Many of today’s smartphones use a sensor to detect bright ambient light and then boost the screen’s brightness level enough to overcome the strong surface reflection. Although this type of adaptive brightness control can help improve readability, it also drains battery power. Other methods for solving the sunlight visibility problem have proved difficult to implement.
The researchers found inspiration from the eyes of moths, which are covered with a pattern of antireflective nanostructures that allow moths to see in the dark and prevent eye reflections that might be seen by predators. Because other research groups have experimented with using moth-eye-like nanostructures to reduce the sunlight reflected off the surface of solar cells, Wu and his team thought the same technique might also work on mobile screens.

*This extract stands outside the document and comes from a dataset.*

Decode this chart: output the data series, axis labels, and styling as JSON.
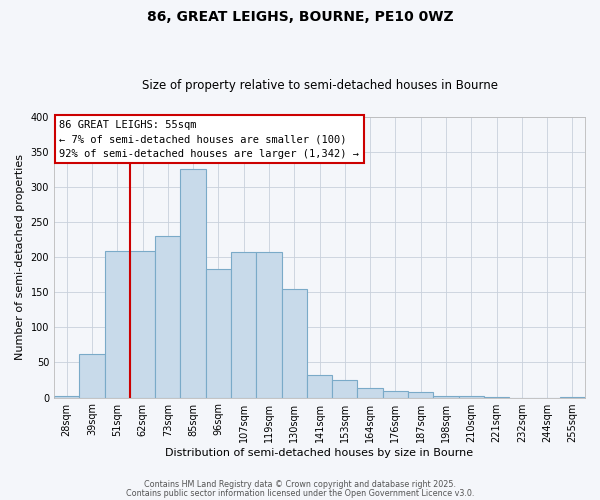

‘Although it is known that moth-eye structures can reduce surface reflection, it is relatively difficult to fabricate an antireflection film with this nanostructure that is large enough to use on a mobile phone or tablet,’ said Guanjan Tan, first author of the paper. ‘Because the structures are so small, a high-resolution and high-precision fabrication technique is necessary.’
The researchers developed a fabrication technique that uses self-assembled nanospheres to form a precise template that can be used to create the moth-eye-like structure on a coating. The simplicity and precision of this process allowed fabrication of the intricate structure in a film large enough to apply to a mobile screen.
The researchers also created a computational model to simulate the optical behaviour of the coatings. After showing that the model accurately represented experimental results, the researchers used it to optimise the size of the moth-eye nanostructures to achieve the best performance.
Tests of the film after optimisation showed that when viewed in sunlight, glass covered with the new film exhibited a more than four-fold improvement in contrast ratio – the difference between the brightest white and darkest black. When viewed in the shade, glass with the new film showed about a ten-fold improvement in contrast ratio. The researchers also used standard industrial procedures to test its flexibility as well as its anti-scratch and self-cleaning capabilities.
‘Our measured results indicate the moth-eye-like antireflection film shows excellent optical behaviour and mechanical strength,’ said Jun-Haw Lee of National Taiwan University. ‘Our film provides an efficient and low-cost method to reduce the surface reflection and improve the sunlight readability of mobile devices.’
The researchers are now working to further improve the anti-reflection film’s mechanical properties, including finding the best balance of surface hardness and flexibility, to make the film surface rugged enough for long-term use on touch screens.